1960年代のスーパーカー
text&photo: Kazuhide Ueno(上野和秀)日本のクルマ好きのあいだで別格の日本車として認められているのがトヨタ2000GTだ。
トヨタとヤマハ発動機のジョイント・プロジェクトで開発され、スタイリング的にも、メカニズム的にも、世界的に見ても、トップレベルのGTカーに仕上がっていた。
1967年からトヨタ2000GTはMF10型として生産を開始。フロントノーズには、クラウン用のM型エンジンをもとに、ヤマハ発動機が開発したDOHCヘッドを備える3M型DOHC直列6気筒エンジンが搭載された。
最高出力は当時の日本車としては画期的といえる高性能で、ヨーロッパのスポーツカーにも劣らない150HPを6600rpmで発生。
シャシーはX型バックボーンフレームに前後ともダブルウィッシュボーン式サスペンション、4輪ディスクブレーキなど、当時の先進メカニズムを採用。最高速度は220km/hを誇った。
当時の販売価格は238万円で、現在の物価に置き換えると1878万円以上に相当する夢のスーパーカー。そのため誰にでも買える代物ではなく、合計337台が送り出されたにとどまり、当時からまず目にすることのできない憧れのクルマであり続けている。
試作に終わったトヨタ2300GT
こうして生産が始ったトヨタ2000GTだが、キャラクターとしてマニュアル・ギアボックスを駆使してパワーを使い切るヨーロッパ的な考えで開発されていた。そこで、アメリカ市場に向けて試作されたのがMF12型だった。
最大の特徴は、扱い易くするためとメンテナンス性を高めるためにエンジンをSOHC化し、トルクアップのために排気量を2300ccに拡大したこと。
エンジンは当時北米輸出仕様のクラウンが使用していた「2M型」がベース。各部にチューニングを行い、ソレックス製ツインチョーク・キャブレターを3基備えた「2M-B型」が搭載された。最高出力は140HPを5800rpmで発生する。
しかしトヨタ2000GTは製作コストが極めて高く、採算を度外視した価格設定だったこともあり終焉を迎えることになってしまう。MF12型も9台といわれる試作車を製作だけで表舞台から姿を消すことになる。

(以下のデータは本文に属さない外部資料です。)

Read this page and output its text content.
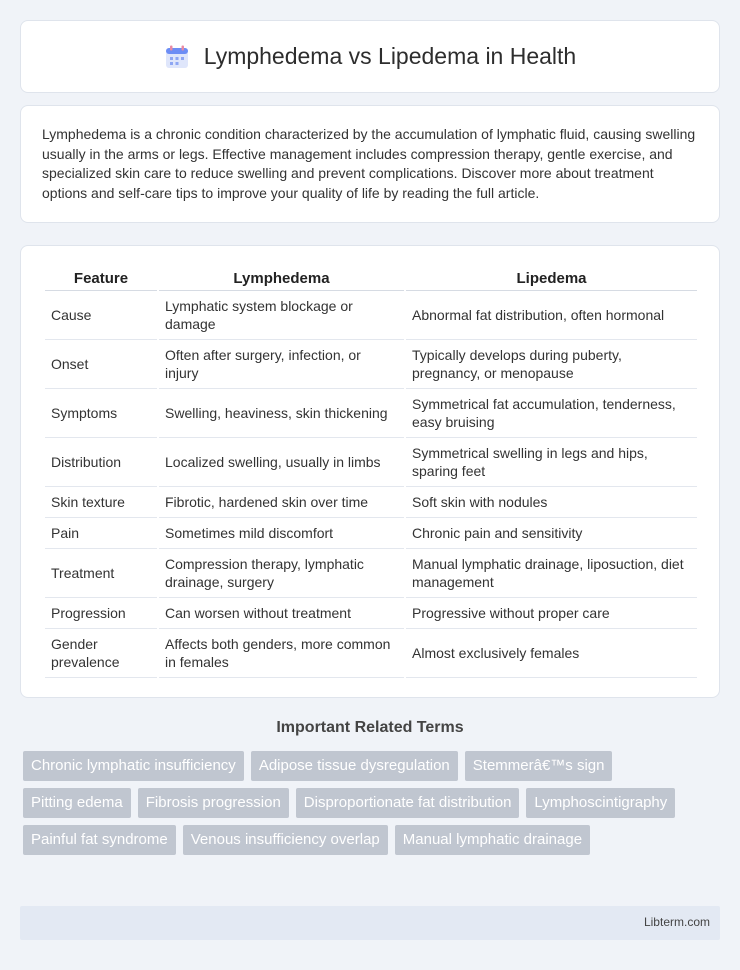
Lymphedema vs Lipedema in Health

Lymphedema is a chronic condition characterized by the accumulation of lymphatic fluid, causing swelling usually in the arms or legs. Effective management includes compression therapy, gentle exercise, and specialized skin care to reduce swelling and prevent complications. Discover more about treatment options and self-care tips to improve your quality of life by reading the full article.

Feature	Lymphedema	Lipedema
Cause	Lymphatic system blockage or damage	Abnormal fat distribution, often hormonal
Onset	Often after surgery, infection, or injury	Typically develops during puberty, pregnancy, or menopause
Symptoms	Swelling, heaviness, skin thickening	Symmetrical fat accumulation, tenderness, easy bruising
Distribution	Localized swelling, usually in limbs	Symmetrical swelling in legs and hips, sparing feet
Skin texture	Fibrotic, hardened skin over time	Soft skin with nodules
Pain	Sometimes mild discomfort	Chronic pain and sensitivity
Treatment	Compression therapy, lymphatic drainage, surgery	Manual lymphatic drainage, liposuction, diet management
Progression	Can worsen without treatment	Progressive without proper care
Gender prevalence	Affects both genders, more common in females	Almost exclusively females
Important Related Terms
Chronic lymphatic insufficiency	Adipose tissue dysregulation	Stemmerâ€™s sign
Pitting edema	Fibrosis progression	Disproportionate fat distribution	Lymphoscintigraphy
Painful fat syndrome	Venous insufficiency overlap	Manual lymphatic drainage
Libterm.com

MF12型は市販されなかった「幻の2000GT」として、世界中の2000GTマニアの間でも特別な存在として認識されている。このMF12型の車体に付くバッジは「TOYOTA2000GT」のままだが、マニアの間では敬意を込めてトヨタ2300GTと呼ばれることがあるのだ。
シャシーナンバー MF12-000001
9月8日に東京で開かれたBH東京オークションにトヨタ2000GTが姿を現した。
一見すると左ハンドルのMF10後期型に見えたが、実は幻のMF12型だったのである。そして見逃せないのがシャシーナンバーMF12-000001を持つ「MF12L」の試作第1号車であること。
もともと市販されていないタイプがオークションに登場するのは驚きといえる出来事だ。
この試作第1号車は日本のコレクターが所有していた個体で、外装色はオリジナルのソーラーレッドからペガサスホワイトに塗り替えられているが、ボディやメカニカル部分を含めて良好なコンディションに保たれている。

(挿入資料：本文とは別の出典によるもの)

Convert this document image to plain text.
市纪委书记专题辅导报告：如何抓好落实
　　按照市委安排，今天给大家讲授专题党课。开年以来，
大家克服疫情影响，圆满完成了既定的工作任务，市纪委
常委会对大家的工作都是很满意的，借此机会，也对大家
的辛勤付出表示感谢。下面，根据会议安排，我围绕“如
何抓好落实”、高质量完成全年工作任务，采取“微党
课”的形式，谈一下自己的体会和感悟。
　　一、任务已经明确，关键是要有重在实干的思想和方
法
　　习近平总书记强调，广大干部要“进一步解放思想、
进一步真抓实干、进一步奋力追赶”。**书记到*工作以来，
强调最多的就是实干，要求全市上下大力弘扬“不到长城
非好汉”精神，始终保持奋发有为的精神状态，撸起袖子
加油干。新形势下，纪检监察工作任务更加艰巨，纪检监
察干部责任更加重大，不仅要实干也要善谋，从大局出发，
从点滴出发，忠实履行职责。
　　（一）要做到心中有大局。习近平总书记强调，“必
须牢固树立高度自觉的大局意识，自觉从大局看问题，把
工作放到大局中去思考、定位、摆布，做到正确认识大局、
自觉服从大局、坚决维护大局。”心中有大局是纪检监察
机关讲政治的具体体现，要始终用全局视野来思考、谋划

また9台作られた試作車の中で2台のみといわれる3速AT仕様であることも見逃せないポイントといえる。
落札額 どう評価する?
予想落札額は6500~8000万円と発表されていたが、オークションが始まると激しい応札が続き、最終的に8800万円で決着がついた。
2013年4月に開かれたアメリカのRMドン・デイビス・オークションで、MF10が1億1319万円を記録し、2015年頃までは1億円超えで落札されていた。

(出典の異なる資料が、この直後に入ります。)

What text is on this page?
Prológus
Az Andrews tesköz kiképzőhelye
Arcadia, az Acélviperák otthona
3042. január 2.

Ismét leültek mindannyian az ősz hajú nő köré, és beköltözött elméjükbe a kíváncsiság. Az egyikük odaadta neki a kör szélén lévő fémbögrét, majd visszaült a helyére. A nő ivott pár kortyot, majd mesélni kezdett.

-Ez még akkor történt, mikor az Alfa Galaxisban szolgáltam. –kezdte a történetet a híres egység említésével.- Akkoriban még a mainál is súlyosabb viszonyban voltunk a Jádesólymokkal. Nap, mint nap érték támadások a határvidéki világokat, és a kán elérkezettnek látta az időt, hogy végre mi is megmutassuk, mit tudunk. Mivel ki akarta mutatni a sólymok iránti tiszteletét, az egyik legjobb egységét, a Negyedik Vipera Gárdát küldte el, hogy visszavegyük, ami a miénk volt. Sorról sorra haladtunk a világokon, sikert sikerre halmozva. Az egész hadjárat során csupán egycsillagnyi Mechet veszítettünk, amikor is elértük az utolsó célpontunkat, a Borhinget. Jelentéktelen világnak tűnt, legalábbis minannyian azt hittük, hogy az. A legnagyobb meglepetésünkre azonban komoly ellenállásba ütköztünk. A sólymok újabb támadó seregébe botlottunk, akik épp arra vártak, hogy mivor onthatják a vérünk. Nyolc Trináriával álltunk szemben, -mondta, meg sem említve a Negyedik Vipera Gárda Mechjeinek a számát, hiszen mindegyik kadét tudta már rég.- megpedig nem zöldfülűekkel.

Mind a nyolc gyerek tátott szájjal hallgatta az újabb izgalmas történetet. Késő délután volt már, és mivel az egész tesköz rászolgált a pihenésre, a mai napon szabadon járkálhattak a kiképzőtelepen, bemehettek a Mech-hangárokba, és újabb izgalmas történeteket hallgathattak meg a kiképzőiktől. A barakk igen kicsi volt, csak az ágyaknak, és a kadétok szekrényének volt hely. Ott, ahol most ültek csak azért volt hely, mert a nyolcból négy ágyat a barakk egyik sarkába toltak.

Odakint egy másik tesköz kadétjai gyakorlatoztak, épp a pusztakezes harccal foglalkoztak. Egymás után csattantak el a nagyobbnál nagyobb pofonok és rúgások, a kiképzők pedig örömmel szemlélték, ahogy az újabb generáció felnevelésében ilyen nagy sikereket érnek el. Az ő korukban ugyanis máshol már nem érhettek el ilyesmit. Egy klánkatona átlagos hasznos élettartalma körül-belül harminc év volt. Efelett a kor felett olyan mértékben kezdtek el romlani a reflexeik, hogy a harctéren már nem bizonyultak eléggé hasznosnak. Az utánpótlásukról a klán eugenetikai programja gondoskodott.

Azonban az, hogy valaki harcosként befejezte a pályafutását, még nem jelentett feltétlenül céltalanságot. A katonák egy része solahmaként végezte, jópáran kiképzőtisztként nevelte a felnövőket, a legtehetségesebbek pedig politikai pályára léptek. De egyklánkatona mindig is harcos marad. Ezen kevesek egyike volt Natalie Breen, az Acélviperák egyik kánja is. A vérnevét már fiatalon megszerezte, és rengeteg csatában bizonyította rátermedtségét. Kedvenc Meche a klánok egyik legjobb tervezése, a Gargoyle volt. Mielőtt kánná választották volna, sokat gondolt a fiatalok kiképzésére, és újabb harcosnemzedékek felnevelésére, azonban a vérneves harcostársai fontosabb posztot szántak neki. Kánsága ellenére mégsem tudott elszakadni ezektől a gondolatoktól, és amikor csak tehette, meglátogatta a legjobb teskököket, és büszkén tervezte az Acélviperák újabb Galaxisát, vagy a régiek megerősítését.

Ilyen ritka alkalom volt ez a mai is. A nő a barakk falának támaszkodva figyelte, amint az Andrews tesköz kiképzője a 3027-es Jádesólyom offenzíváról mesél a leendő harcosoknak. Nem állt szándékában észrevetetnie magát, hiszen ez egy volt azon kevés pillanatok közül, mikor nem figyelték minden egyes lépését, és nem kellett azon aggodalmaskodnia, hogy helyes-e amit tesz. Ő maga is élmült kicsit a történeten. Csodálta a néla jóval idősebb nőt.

2016年3月のRMサザビーズ・アメリアアイランド・オークションでは9092万円と下落傾向に。相場のバブルが崩壊した後の2018年12月に行われたRMサザビース・ペーターセン・オークションでは経済の先行き不透明感から5775万円まで落ちている。
この流れを考えれば、今回MF12型が8800万円で落札されたのは正当に評価された証しであり、このあとオークションに姿を現す可能性が極めて低い希少性を考えれば安かったかもしれない。